Comparable crime benchmarks for this specific neighborhood are not available in the dataset provided. Investors should reference broader Dallas–Plano–Irving trends and municipal reporting to contextualize risk and align insurance and security line items with observed regional patterns. Where operators pursue value-add, standard safety enhancements and lighting/visibility improvements can support resident retention and leasing.

Proximity to Major Employers

    The nearby employment base spans large corporate offices that draw commuters across South Dallas, supporting workforce housing demand and lease retention for properties with convenient highway access. The list below highlights major employers within an approximately 30–32 mile commute.

  • State Farm Insurance — insurance offices (30.6 miles)
  • AT&T — telecommunications (31.5 miles) — HQ
  • Jacobs Engineering Group — engineering & professional services (31.8 miles) — HQ
  • Builders Firstsource — building materials (31.8 miles) — HQ
  • Tenet Healthcare — healthcare services (31.9 miles) — HQ
Why invest?

This 56-unit asset benefits from neighborhood-level occupancy that trends above the metro median and a renter concentration that is competitive among Dallas–Plano–Irving peers. According to CRE market data from WDSuite, rent-to-income levels are moderate for the neighborhood, supporting renewal rates and measured rent growth without outsized retention risk.

Constructed in 1975, the property is older than nearby stock, which signals the need for targeted capital expenditures and creates value-add potential to lift effective rents and defend occupancy. Within a 3-mile radius, projections point to an expanding household base and smaller household sizes, which typically broaden the tenant pool and support leasing stability. Counterbalancing factors include relatively accessible home values and thinner childcare/pharmacy coverage, which may influence renter preferences and require calibrated amenity positioning.
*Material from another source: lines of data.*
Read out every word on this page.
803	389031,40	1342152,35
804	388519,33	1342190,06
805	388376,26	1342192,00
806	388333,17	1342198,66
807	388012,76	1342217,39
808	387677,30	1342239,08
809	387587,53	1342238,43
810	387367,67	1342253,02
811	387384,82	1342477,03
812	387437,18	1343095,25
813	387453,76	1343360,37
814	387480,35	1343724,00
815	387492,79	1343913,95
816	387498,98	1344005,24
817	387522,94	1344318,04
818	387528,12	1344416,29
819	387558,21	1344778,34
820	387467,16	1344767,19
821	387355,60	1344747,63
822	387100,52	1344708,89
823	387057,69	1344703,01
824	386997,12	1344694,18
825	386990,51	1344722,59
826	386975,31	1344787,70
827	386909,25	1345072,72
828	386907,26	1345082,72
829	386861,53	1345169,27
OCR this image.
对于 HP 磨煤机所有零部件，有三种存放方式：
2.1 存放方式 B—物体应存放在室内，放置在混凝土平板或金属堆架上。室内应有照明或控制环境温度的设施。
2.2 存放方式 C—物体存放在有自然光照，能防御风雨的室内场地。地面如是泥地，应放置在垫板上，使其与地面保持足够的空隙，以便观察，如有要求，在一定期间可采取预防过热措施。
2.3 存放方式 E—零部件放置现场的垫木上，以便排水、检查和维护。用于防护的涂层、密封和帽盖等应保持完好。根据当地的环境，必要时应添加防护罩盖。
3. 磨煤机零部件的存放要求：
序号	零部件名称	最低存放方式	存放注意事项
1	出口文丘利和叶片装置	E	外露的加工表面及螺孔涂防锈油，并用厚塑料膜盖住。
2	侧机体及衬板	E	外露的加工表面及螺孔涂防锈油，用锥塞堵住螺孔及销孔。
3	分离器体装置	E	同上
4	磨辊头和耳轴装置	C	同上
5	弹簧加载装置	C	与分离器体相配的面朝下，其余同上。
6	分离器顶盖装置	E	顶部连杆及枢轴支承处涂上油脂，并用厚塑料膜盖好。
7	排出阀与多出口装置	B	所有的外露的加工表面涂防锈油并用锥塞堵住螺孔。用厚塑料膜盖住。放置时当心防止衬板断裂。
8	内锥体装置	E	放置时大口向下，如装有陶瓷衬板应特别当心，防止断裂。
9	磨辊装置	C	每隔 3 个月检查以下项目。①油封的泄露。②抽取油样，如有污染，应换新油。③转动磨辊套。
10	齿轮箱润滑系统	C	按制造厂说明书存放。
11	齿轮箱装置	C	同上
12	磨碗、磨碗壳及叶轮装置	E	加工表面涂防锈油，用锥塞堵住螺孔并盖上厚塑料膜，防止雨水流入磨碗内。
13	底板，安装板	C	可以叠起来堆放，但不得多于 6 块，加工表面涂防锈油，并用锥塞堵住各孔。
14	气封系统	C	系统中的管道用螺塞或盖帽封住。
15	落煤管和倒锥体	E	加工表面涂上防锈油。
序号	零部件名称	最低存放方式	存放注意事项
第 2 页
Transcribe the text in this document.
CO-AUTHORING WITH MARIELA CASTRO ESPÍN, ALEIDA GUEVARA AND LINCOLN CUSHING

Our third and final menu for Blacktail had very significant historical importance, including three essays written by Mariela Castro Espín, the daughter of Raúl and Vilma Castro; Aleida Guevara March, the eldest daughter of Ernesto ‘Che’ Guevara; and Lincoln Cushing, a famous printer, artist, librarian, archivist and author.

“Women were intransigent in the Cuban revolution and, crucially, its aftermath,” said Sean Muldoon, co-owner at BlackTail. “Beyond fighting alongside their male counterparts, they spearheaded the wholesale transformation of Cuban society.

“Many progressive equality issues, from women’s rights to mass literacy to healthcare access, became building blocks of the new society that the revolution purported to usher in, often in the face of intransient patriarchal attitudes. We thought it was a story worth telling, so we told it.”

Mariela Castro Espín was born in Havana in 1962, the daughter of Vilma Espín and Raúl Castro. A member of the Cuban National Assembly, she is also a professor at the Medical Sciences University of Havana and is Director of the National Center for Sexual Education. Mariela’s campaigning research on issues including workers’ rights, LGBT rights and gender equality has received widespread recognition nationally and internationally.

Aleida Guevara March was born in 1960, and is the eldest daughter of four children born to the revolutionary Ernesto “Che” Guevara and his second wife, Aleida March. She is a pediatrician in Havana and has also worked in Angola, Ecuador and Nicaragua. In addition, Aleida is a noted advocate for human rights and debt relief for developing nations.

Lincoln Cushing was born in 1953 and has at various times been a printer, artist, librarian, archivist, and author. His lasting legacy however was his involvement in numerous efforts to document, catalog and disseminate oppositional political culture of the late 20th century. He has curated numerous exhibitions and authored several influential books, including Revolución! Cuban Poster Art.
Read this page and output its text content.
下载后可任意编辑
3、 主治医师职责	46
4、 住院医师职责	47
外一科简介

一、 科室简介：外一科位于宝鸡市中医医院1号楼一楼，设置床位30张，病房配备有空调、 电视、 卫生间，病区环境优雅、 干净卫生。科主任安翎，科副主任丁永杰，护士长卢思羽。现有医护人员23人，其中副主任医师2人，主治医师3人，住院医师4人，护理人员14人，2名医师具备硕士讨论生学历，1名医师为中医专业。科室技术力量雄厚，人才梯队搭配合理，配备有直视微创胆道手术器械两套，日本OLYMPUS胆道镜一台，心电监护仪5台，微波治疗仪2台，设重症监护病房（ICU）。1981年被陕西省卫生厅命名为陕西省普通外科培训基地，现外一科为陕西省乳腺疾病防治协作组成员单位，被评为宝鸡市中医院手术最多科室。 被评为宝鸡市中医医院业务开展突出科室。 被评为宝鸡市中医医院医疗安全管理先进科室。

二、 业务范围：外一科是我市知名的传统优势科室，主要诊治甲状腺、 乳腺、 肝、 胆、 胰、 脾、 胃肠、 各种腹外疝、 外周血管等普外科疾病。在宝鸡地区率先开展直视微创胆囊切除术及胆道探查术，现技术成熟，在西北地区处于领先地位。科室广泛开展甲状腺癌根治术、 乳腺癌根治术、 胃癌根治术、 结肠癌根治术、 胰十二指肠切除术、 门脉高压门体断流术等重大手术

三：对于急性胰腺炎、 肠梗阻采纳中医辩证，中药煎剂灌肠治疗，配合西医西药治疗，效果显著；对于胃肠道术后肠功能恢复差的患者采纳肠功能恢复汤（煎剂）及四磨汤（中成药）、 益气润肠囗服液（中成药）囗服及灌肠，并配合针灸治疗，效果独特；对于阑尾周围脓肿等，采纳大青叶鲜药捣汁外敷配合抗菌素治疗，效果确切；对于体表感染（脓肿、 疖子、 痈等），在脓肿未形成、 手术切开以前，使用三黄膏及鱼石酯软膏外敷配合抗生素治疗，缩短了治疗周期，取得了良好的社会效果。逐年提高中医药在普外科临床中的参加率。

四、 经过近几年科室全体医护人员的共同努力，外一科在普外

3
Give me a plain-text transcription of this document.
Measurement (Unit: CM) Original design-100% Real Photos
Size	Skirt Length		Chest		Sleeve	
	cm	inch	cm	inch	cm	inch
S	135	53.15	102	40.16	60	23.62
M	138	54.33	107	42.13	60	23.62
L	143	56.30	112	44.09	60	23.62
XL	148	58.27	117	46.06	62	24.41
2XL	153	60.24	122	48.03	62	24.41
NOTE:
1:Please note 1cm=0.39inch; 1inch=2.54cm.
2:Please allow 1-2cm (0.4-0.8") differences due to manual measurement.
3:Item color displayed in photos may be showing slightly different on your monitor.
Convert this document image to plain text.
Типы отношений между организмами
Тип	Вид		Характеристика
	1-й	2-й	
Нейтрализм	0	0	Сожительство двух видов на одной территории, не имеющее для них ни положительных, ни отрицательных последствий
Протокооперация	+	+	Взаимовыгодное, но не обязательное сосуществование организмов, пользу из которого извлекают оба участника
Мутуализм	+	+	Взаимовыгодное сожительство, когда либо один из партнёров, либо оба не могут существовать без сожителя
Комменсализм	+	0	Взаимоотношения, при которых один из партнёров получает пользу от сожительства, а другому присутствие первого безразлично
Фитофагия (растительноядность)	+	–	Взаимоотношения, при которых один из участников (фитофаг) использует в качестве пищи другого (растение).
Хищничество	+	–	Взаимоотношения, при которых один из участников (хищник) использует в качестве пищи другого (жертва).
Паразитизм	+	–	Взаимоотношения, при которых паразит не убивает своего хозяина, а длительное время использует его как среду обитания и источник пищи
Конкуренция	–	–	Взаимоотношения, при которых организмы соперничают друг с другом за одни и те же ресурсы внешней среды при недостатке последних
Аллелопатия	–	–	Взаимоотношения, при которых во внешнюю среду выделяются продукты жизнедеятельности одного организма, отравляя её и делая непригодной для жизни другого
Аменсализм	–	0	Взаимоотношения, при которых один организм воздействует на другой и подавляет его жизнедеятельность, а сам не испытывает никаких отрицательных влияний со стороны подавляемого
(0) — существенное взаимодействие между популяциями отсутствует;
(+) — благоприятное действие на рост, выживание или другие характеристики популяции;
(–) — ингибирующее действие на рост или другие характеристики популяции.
  • Neighborhood occupancy above metro median supports steady cash flow underwriting.
  • Competitive renter-occupied share indicates depth of tenant demand versus local peers.
  • 1975 vintage offers clear value-add pathways; plan for systems and interior upgrades.
  • 3-mile projections show household growth and smaller household sizes, expanding the renter pool and supporting occupancy stability.
  • Risks: accessible ownership options and limited childcare/pharmacy presence may temper pricing power without targeted amenities and management.